We see that across our membership base, not just in Pittsburgh. So, this coalition can be a knowledge and resource equalizer. The smaller organizations can learn from the larger ones. They can adopt scalable practices. We leverage shared learning, and because of the generosity of the grant, they’re able to access free tools. They don’t have well-being teams, and we want to help the strained resources.
Post-pandemic, in this time of uncertainty with the geopolitical environment, we need to maintain that sense of urgency around workplace mental health. We need to ensure that the attention doesn’t fade. Because of the data we have from the index assessment, we’ve worked on reframing mental health from just as a nice benefit into a business imperative.

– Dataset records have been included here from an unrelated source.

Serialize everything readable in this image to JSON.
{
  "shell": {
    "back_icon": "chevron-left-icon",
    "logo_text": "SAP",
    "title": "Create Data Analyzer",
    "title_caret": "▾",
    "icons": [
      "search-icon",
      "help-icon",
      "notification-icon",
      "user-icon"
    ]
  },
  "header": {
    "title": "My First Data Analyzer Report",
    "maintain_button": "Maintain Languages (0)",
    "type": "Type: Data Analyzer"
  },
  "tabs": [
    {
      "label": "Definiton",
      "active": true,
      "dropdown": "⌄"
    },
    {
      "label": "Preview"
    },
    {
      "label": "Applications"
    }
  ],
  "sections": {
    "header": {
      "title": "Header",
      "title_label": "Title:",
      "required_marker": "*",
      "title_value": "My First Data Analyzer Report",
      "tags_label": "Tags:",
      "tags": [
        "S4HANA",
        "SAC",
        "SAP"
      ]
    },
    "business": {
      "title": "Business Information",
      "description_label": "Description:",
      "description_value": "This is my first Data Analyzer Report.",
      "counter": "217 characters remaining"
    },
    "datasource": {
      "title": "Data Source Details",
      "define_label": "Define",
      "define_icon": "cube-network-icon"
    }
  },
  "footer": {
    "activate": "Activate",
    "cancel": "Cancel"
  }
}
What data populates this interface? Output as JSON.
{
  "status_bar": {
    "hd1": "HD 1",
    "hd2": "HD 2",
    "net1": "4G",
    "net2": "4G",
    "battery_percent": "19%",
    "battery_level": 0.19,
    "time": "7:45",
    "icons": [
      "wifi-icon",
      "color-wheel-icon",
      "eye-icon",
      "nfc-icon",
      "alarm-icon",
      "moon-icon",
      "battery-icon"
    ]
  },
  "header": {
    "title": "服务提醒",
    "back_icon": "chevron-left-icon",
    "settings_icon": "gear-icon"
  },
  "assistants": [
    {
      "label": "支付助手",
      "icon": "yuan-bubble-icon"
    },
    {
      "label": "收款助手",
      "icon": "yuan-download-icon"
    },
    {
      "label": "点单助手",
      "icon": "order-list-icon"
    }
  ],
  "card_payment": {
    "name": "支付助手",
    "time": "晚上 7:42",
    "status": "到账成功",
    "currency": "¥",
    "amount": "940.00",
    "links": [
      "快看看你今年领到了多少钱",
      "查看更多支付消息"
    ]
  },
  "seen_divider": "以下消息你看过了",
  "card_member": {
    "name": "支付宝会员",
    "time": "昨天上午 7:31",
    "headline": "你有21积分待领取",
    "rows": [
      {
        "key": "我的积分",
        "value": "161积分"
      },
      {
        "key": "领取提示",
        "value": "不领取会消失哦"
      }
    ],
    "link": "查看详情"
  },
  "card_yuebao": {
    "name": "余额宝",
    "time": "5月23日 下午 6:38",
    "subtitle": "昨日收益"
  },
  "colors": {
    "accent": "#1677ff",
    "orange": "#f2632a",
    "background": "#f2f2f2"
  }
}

It’s a tool employers can use to signal to current and potential employees that they value the employees’ well-being. By tying well-being directly to economic impact, we can help organizations to, hopefully, keep this on the leadership agenda.
What are One Mind’s top priorities over the next few years?
Our focus is on accelerating the science of mental health, scaling innovation, and translating both into real-world solutions that improve lives. We’re doubling down on our early-career research funding, expanding our accelerator for mental health startups, and deepening our work with employers to create mentally healthy workplaces. Across all of it, our goal is measurable impact — improving outcomes for individuals, strengthening organizations, and building more resilient communities.
One Mind at Work in the Pittsburgh area is a grassroots effort, and it will likely be a multi-year project. Employers are busy, and grabbing their attention takes time. We need them to engage, and use the index to measure improvement year after year, before we can demonstrate the measurable impact of working as a coalition.
This challenge is a powerful motivator for me. We’re at 15 organizations in the coalition, many of whom are smaller and nonprofits. Attracting the attention of larger employers to join us would be a very powerful signal to the community. At the end of the day, I believe in what we’re trying to do here, and it could be a really powerful project for Pittsburgh, at a national level, to showcase what happens when a group of employers come together.